The dog, too, had arrived there ahead of its master and was fawning now on the girl, who leaned impulsively over to take the gentle-pointed muzzle between her palms.

“I’m sorry I whopped ye,” she declared in a silver-voiced contrition that made the man think of thrush notes. “Hit wasn’t yore fault no-how. Hit was thet—thet stuck-up furriner. I hates him!”

The setter waved its plumed tail in forgiveness and contentment, and the girl, discovering with an upward glance that she had been overheard, rose and stood for a moment defiantly facing the object of her denunciation, then, as embarrassment flooded her cheeks with color, fled into the house.

The sense of having stepped back into an older century had been growing on John Spurrier ever since he had turned away from the town of Waterfall, and now it possessed him with a singular fascination.

80

Here was a different world, somber under its shadow of frugality, and breathing out the heavy atmosphere of isolation. The spirit of this strange life looked out from the wearied eyes of Dyke Cappeze as he sat filling his pipe across the hearth, a little later, and it sounded in his voice when he announced slowly:

“It’s not for me to withhold hospitality in a land where a ready welcome is about all we have to offer, and yet you could hardly have picked a worse house to come to between the Virginia border and the Kaintuck ridges.”

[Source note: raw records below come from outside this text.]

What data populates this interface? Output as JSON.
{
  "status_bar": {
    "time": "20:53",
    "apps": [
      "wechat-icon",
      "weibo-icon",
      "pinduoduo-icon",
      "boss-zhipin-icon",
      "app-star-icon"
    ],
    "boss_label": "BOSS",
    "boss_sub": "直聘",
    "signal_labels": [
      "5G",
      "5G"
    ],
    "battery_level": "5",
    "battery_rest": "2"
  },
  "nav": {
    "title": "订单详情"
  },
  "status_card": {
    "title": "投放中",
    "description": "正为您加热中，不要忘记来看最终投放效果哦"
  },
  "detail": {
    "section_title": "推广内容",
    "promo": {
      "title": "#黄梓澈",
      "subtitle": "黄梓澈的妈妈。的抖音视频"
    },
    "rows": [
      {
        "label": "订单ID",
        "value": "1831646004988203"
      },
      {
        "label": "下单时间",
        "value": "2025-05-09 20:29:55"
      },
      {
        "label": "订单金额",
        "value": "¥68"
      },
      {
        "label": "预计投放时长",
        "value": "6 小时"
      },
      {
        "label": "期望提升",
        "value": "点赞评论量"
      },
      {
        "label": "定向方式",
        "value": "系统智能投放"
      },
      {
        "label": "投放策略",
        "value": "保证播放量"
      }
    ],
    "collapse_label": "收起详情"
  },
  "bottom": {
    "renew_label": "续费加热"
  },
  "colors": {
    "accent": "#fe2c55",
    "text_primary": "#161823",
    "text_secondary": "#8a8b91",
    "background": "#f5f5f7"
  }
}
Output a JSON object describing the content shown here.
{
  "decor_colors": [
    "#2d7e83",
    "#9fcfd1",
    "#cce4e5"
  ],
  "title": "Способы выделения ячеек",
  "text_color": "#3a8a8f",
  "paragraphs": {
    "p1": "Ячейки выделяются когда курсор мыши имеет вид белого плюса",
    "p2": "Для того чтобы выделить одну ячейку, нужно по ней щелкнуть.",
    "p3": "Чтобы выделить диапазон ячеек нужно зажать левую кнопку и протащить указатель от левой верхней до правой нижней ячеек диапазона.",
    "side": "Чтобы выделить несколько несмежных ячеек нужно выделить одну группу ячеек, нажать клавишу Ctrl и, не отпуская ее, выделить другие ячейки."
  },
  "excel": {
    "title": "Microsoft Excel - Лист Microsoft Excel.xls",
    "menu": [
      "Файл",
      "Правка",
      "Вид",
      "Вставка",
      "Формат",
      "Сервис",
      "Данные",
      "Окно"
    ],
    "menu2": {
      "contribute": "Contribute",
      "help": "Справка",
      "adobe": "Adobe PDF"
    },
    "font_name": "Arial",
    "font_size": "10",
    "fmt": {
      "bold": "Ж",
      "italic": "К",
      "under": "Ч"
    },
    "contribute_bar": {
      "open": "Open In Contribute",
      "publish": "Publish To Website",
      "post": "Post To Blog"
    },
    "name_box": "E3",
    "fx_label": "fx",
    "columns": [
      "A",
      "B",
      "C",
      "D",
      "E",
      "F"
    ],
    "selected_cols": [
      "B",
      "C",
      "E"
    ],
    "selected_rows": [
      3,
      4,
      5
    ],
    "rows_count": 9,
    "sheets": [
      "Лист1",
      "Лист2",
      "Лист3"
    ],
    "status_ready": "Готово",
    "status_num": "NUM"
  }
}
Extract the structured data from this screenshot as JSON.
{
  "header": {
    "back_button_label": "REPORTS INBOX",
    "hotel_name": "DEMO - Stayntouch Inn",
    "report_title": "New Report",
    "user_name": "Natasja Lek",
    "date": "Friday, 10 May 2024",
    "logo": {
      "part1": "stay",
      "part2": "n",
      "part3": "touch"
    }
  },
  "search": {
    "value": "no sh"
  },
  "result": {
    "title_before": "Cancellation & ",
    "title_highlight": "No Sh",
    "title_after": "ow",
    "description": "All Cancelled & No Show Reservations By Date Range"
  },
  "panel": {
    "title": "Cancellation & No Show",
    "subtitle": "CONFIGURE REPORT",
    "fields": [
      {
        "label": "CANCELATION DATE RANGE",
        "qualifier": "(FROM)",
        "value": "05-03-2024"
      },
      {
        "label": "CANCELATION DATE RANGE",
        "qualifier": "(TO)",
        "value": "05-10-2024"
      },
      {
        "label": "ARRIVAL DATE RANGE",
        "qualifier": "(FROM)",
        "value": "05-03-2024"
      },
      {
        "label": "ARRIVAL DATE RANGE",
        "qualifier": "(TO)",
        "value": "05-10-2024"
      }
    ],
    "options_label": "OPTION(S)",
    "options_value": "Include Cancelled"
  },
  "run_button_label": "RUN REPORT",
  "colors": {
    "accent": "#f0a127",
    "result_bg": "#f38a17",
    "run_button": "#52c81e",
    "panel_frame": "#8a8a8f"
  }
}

Spurrier raised his brows interrogatively, and at the same moment he noticed matters hitherto overlooked. The windows were heavily shuttered and his host sat beyond the line of vision from the open door—with a rifle leaning an arm’s length away.

“Coming as a stranger,” continued Cappeze, “you start without enmities—with a clean page. You might spend your life here and find a sincere welcome everywhere—so long as you avoided other men’s controversies. But you come to me and that, sir, is a bad beginning—a very bad beginning.”

A contemplative cloud of smoke went up from the pipe, and the voice finished in a tone of bitterness.